The first parade featured Santa sitting on Macy’s balcony at the 34th Street store entrance where he would be crowned “King of the Kiddies” before an audience of over 250,000 New Yorkers and visitors. Because this parade was so successful despite the lack of media coverage, it was declared at that time this would become an annual event.
The success behind Macy’s Thanksgiving Day parade was enough to push Ragamuffin Day into obscurity. Ragamuffin Day was a popular holiday activity for kids that ran from 1879 into the 1930s that featured them running around as an alternate version of Halloween. However, what used to be a popular event eventually became unpopular. By public demand, Ragamuffin Day was shelved into obscurity as of 1956 while parades like Macy’s continued to gain ground as a crowd-pleasing favorite.
Adding to Macy’s popularity as a favored annual event were the impressive animal-shaped, helium-filled balloons that hovered above the floats. This was a practice that began in 1928 that replaced the live animals that were previously borrowed from the zoo
Tony the Talent
Anthony “Tony” Frederick Sarg originally from Guatemala whose family moved to Germany, then London, England, moved to New York so he could perform on its city streets with his puppets. As soon as Macy’s learned about him they asked him to design a parade-inspired window display for the store.
A New Yorker since 1915, Sarg’s popularity as a puppeteer soared in 1920. Ever since he was a young boy, he admired his grandmother’s collection of puppets that would become a hobby of his own. By 1917, he went from being a collector to a professional puppeteer. Come 1921, he animated The First Circus as an inventive cartoon for Herbert M. Dawley. This led to Sarg producing a series of cartoons from 1921 until 1923 known as Tony Sarg’s Almanac.
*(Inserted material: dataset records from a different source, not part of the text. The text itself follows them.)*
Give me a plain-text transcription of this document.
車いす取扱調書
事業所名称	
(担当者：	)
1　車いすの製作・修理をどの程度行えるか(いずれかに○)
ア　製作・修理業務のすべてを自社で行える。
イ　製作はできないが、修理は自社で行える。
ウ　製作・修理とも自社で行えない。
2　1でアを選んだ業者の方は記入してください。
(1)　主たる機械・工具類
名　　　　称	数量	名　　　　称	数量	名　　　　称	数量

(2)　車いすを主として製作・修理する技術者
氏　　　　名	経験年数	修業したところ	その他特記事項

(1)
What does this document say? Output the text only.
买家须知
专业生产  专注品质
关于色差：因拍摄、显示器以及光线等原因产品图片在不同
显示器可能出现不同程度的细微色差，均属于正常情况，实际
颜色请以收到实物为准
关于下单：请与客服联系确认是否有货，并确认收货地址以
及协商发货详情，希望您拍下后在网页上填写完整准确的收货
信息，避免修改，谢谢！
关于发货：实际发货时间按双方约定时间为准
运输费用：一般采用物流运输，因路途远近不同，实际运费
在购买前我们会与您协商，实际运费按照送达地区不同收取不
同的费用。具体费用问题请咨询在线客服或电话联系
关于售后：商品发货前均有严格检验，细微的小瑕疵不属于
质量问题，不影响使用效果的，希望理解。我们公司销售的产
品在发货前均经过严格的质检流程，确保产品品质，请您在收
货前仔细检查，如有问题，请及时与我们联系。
Starting in 1928, Sarg and his protege, Bill Baird, designed helium-filled balloons measuring as long as 125 feet. Shaped to look like animals and cartoon characters, this became a staple feature in Macy’s Thanksgiving Day parade. It was Sarg’s 1934 design of the iconic Mickey Mouse from Walt Disney that made its grand appearance as one of the parade entries. When Macy’s approached him in 1935 to design elaborated animated window displays for their stores between Thanksgiving and Christmas, the man’s popularity soared even further.
Unfortunately for Sarg, as well as New Yorkers, he passed away from a ruptured appendix on March 7, 1942. His legacy, however, continued until 1980 by Ohio-based Goodyear Tire and Rubber Company. This was the same company Sarg used since 1928 that produced balloons for Macy’s, as well as other high-profile parades that were held throughout the nation. It was also their inflatables that were used in Macy’s giant balloon races that ran from 1928 until 1932.
Macy’s and WWII
Clean through the 1930s, Macy’s Thanksgiving Day Parade graced the streets of Manhattan which would see over one million people lining up just to watch the event. As the popularity of this parade continued to grow, the city’s local radio stations began to broadcast the event in 1932. This continued as an annual occasion until 1941.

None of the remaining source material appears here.